One day Maria caught me staring at a woman. She was devastated and very upset. We had about a year of very uneasy time together. We either didn't talk, or I got yelled at a lot. I did some yelling too, but mostly tried to avoid the conflict.

We went to a Christian counselor. Most of our sessions focused on fixing my problem with looking at women. I was always very nervous. I didn't like talking about my sins. I didn't like talking about feelings. I also was afraid even more bad stuff would come out. The counselor was a very nice older man with some good advice. However, most of it boiled down to "Read your bible and pray more and try harder." That didn't help me get over liking to look at women. Maria eventually didn't want to go anymore and I stopped going too.

I dropped out of school. I had learned most of what I wanted. We were low on money and I needed to work full time. Plus the incongruity of me going to seminary and having a lust problem were too much for us.

Things between Maria and I finally got a little more normal and we had another child. I did a better job of hiding my desire to look at women.

For a while I traveled a lot on business. I would stay up watching movies in my hotel rooms. The movies often contained sex and nudity. Sometimes I even got X-rated fare. I was always too cheap to pay for any, but sometimes it was free on cable. I had no problem with internet porn because this was before the Internet.

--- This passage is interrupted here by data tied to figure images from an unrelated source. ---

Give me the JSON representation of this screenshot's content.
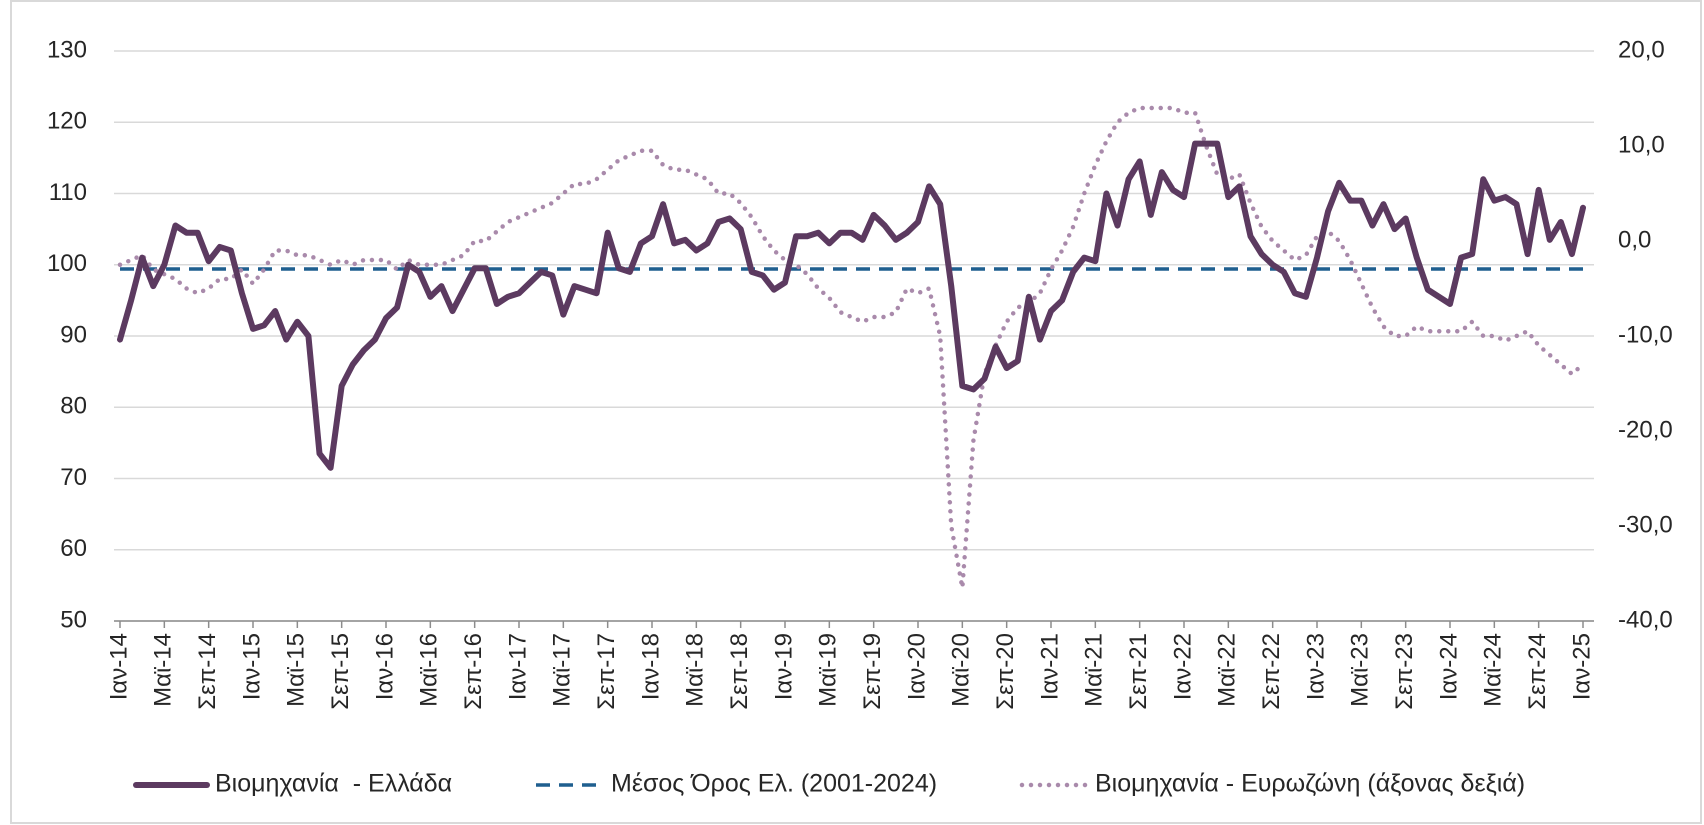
{
  "chart_data": {
    "type": "line",
    "categories": [
      "Ιαν-14",
      null,
      null,
      null,
      "Μαϊ-14",
      null,
      null,
      null,
      "Σεπ-14",
      null,
      null,
      null,
      "Ιαν-15",
      null,
      null,
      null,
      "Μαϊ-15",
      null,
      null,
      null,
      "Σεπ-15",
      null,
      null,
      null,
      "Ιαν-16",
      null,
      null,
      null,
      "Μαϊ-16",
      null,
      null,
      null,
      "Σεπ-16",
      null,
      null,
      null,
      "Ιαν-17",
      null,
      null,
      null,
      "Μαϊ-17",
      null,
      null,
      null,
      "Σεπ-17",
      null,
      null,
      null,
      "Ιαν-18",
      null,
      null,
      null,
      "Μαϊ-18",
      null,
      null,
      null,
      "Σεπ-18",
      null,
      null,
      null,
      "Ιαν-19",
      null,
      null,
      null,
      "Μαϊ-19",
      null,
      null,
      null,
      "Σεπ-19",
      null,
      null,
      null,
      "Ιαν-20",
      null,
      null,
      null,
      "Μαϊ-20",
      null,
      null,
      null,
      "Σεπ-20",
      null,
      null,
      null,
      "Ιαν-21",
      null,
      null,
      null,
      "Μαϊ-21",
      null,
      null,
      null,
      "Σεπ-21",
      null,
      null,
      null,
      "Ιαν-22",
      null,
      null,
      null,
      "Μαϊ-22",
      null,
      null,
      null,
      "Σεπ-22",
      null,
      null,
      null,
      "Ιαν-23",
      null,
      null,
      null,
      "Μαϊ-23",
      null,
      null,
      null,
      "Σεπ-23",
      null,
      null,
      null,
      "Ιαν-24",
      null,
      null,
      null,
      "Μαϊ-24",
      null,
      null,
      null,
      "Σεπ-24",
      null,
      null,
      null,
      "Ιαν-25"
    ],
    "series": [
      {
        "name": "Βιομηχανία  - Ελλάδα",
        "color": "#5c3a60",
        "line_style": "solid",
        "values": [
          89.5,
          95,
          101,
          97,
          100,
          105.5,
          104.5,
          104.5,
          100.5,
          102.5,
          102,
          96,
          91,
          91.5,
          93.5,
          89.5,
          92,
          90,
          73.5,
          71.5,
          83,
          86,
          88,
          89.5,
          92.5,
          94,
          100,
          99,
          95.5,
          97,
          93.5,
          96.5,
          99.5,
          99.5,
          94.5,
          95.5,
          96,
          97.5,
          99,
          98.5,
          93,
          97,
          96.5,
          96,
          104.5,
          99.5,
          99,
          103,
          104,
          108.5,
          103,
          103.5,
          102,
          103,
          106,
          106.5,
          105,
          99,
          98.5,
          96.5,
          97.5,
          104,
          104,
          104.5,
          103,
          104.5,
          104.5,
          103.5,
          107,
          105.5,
          103.5,
          104.5,
          106,
          111,
          108.5,
          97,
          83,
          82.5,
          84,
          88.5,
          85.5,
          86.5,
          95.5,
          89.5,
          93.5,
          95,
          99,
          101,
          100.5,
          110,
          105.5,
          112,
          114.5,
          107,
          113,
          110.5,
          109.5,
          117,
          117,
          117,
          109.5,
          111,
          104,
          101.5,
          100,
          99,
          96,
          95.5,
          101,
          107.5,
          111.5,
          109,
          109,
          105.5,
          108.5,
          105,
          106.5,
          101,
          96.5,
          95.5,
          94.5,
          101,
          101.5,
          112,
          109,
          109.5,
          108.5,
          101.5,
          110.5,
          103.5,
          106,
          101.5,
          108
        ]
      },
      {
        "name": "Μέσος Όρος Ελ. (2001-2024)",
        "color": "#1f5f8f",
        "line_style": "dashed",
        "values": [
          99.4,
          99.4,
          99.4,
          99.4,
          99.4,
          99.4,
          99.4,
          99.4,
          99.4,
          99.4,
          99.4,
          99.4,
          99.4,
          99.4,
          99.4,
          99.4,
          99.4,
          99.4,
          99.4,
          99.4,
          99.4,
          99.4,
          99.4,
          99.4,
          99.4,
          99.4,
          99.4,
          99.4,
          99.4,
          99.4,
          99.4,
          99.4,
          99.4,
          99.4,
          99.4,
          99.4,
          99.4,
          99.4,
          99.4,
          99.4,
          99.4,
          99.4,
          99.4,
          99.4,
          99.4,
          99.4,
          99.4,
          99.4,
          99.4,
          99.4,
          99.4,
          99.4,
          99.4,
          99.4,
          99.4,
          99.4,
          99.4,
          99.4,
          99.4,
          99.4,
          99.4,
          99.4,
          99.4,
          99.4,
          99.4,
          99.4,
          99.4,
          99.4,
          99.4,
          99.4,
          99.4,
          99.4,
          99.4,
          99.4,
          99.4,
          99.4,
          99.4,
          99.4,
          99.4,
          99.4,
          99.4,
          99.4,
          99.4,
          99.4,
          99.4,
          99.4,
          99.4,
          99.4,
          99.4,
          99.4,
          99.4,
          99.4,
          99.4,
          99.4,
          99.4,
          99.4,
          99.4,
          99.4,
          99.4,
          99.4,
          99.4,
          99.4,
          99.4,
          99.4,
          99.4,
          99.4,
          99.4,
          99.4,
          99.4,
          99.4,
          99.4,
          99.4,
          99.4,
          99.4,
          99.4,
          99.4,
          99.4,
          99.4,
          99.4,
          99.4,
          99.4,
          99.4,
          99.4,
          99.4,
          99.4,
          99.4,
          99.4,
          99.4,
          99.4,
          99.4,
          99.4,
          99.4,
          99.4
        ]
      },
      {
        "name": "Βιομηχανία - Ευρωζώνη (άξονας δεξιά)",
        "color": "#a98aab",
        "line_style": "dotted",
        "axis": "y2",
        "values": [
          -2.5,
          -2,
          -1.5,
          -3,
          -3.5,
          -4,
          -5,
          -5.5,
          -5,
          -4,
          -4,
          -3,
          -4.5,
          -3,
          -1,
          -1,
          -1.5,
          -1.5,
          -2,
          -2.5,
          -2,
          -2.5,
          -2,
          -2,
          -2,
          -3,
          -2,
          -2.5,
          -2.5,
          -2.5,
          -2,
          -1.5,
          0,
          0,
          1,
          2,
          2.5,
          3,
          3.5,
          4,
          5,
          6,
          6,
          6.5,
          7.5,
          8.5,
          9,
          9.5,
          9.5,
          8,
          7.5,
          7.5,
          7,
          6.5,
          5,
          5,
          4,
          2.5,
          0.5,
          -1,
          -2,
          -2.5,
          -3.5,
          -5,
          -6,
          -7.5,
          -8,
          -8.5,
          -8,
          -8,
          -7.5,
          -5,
          -5.5,
          -5,
          -10,
          -30,
          -36.5,
          -21,
          -14,
          -11,
          -8.5,
          -7,
          -6.5,
          -5.5,
          -3,
          -1,
          1.5,
          5,
          8,
          10.5,
          12.5,
          13.5,
          14,
          14,
          14,
          14,
          13.5,
          13.5,
          10,
          7,
          6.5,
          7,
          4,
          1.5,
          0,
          -1,
          -2,
          -1.5,
          0.5,
          1,
          0,
          -2,
          -4.5,
          -7,
          -9,
          -10,
          -10,
          -9,
          -9.5,
          -9.5,
          -9.5,
          -9.5,
          -8.5,
          -10,
          -10,
          -10.5,
          -10,
          -9.5,
          -11,
          -12,
          -13,
          -14,
          -13
        ]
      }
    ],
    "ylim": [
      50,
      130
    ],
    "yticks": [
      50,
      60,
      70,
      80,
      90,
      100,
      110,
      120,
      130
    ],
    "y2lim": [
      -40,
      20
    ],
    "y2ticks": [
      {
        "value": -40,
        "label": "-40,0"
      },
      {
        "value": -30,
        "label": "-30,0"
      },
      {
        "value": -20,
        "label": "-20,0"
      },
      {
        "value": -10,
        "label": "-10,0"
      },
      {
        "value": 0,
        "label": "0,0"
      },
      {
        "value": 10,
        "label": "10,0"
      },
      {
        "value": 20,
        "label": "20,0"
      }
    ],
    "grid": true,
    "legend": "bottom"
  }
}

After many years we found out about a missionary organization that translated Bibles and helped people learn to read and write. This interested us and we tried joined them. I quit my job and we went to school. My sexual problems seemed to fade into the background. We learned a lot and grew a lot.

However, one of the things we had to do was raise our own support money. I hated it. I hated calling people and asking for money. I felt a lot of pressure to do stuff I was terrible at. Consequently we were having lots of trouble getting enough support to go overseas. I went back to work to support us while we kept trying to raise funds.

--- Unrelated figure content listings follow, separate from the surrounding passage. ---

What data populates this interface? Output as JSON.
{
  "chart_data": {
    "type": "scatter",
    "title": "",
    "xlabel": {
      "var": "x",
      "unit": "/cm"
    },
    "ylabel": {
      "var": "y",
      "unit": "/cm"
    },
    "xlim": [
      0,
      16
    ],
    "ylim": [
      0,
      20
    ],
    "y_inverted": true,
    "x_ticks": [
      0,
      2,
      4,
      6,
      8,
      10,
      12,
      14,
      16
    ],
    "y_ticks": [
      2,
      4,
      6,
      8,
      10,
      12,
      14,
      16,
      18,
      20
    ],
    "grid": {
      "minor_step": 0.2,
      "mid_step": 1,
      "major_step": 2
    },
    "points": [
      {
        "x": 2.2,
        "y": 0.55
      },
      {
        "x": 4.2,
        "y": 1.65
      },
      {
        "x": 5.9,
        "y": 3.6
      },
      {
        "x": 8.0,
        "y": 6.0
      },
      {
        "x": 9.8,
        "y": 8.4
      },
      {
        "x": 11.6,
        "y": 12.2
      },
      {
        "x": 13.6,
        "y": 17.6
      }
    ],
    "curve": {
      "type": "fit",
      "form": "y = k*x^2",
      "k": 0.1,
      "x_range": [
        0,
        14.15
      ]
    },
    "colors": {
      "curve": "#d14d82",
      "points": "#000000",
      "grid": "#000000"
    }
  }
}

At work I passed by an office and saw some coworkers looking at a picture of a naked woman. This prompted me to search our work network for the pictures. I found them and looked at them often.

About this time the internet was developing. I got access at home. I started looking for porn. I got in the habit of staying home from church some nights to look at porn. This allowed me to be home alone so I wouldn't be disturbed. I also stayed up late sometimes.

We still weren't raising money very well. I decided to quit work and trust God for the money we needed and work full-time to raise support. We went on like this for many months and God did take care of us in many ways. However, the pressure on me helped make my sexual problem s worse.

One night I was up late waiting for a porn site to load. This was the bad old dial-up days -- pictures usually took several minutes to load. The screen finally appeared. So did Maria! I quickly turned off the monitor. She asked me what I was doing. I turned back on the screen and kind of bumblingly told her. She was incensed.

I was forced to admit my porn problem to our mission organization and quit. We wrote a regular newsletter to people interested in what we were doing. We wrote a final letter saying we stopped because we couldn't raise enough money.

Maria and my relationship was worse than ever. She said God had audibly told her to get up that night and check out what I was doing. She couldn't believe I'd betray her like that. There was again lots of yelling.

2 comments:

The Hitch said...

Harry
I say that you should you keep wanking
It's less sinful than adultery . Point that out to Mrs Harry.
Maybe get your wife involved in watching it?
Women also enjoy porn when given the chance.
May help break down some inhibitions.

Harry said...

Hitch --

I appreciate your ideas.

Maria is squeamish about sex scenes in R rated, or even PG-13, movies. We skip through them when they're on DVD. There are some underlying issues that I hope to touch on as I continue.

I don't even like straight porn that much. I like looking at women and do get off on sexual situations. But straight porn kind of gets boring after a while. I'd rather see a good movie with sex that a movie devoted to sex.

I do hope to hash this all out with Maria, but our communication, especially in this area, is not so great. More on this in later posts.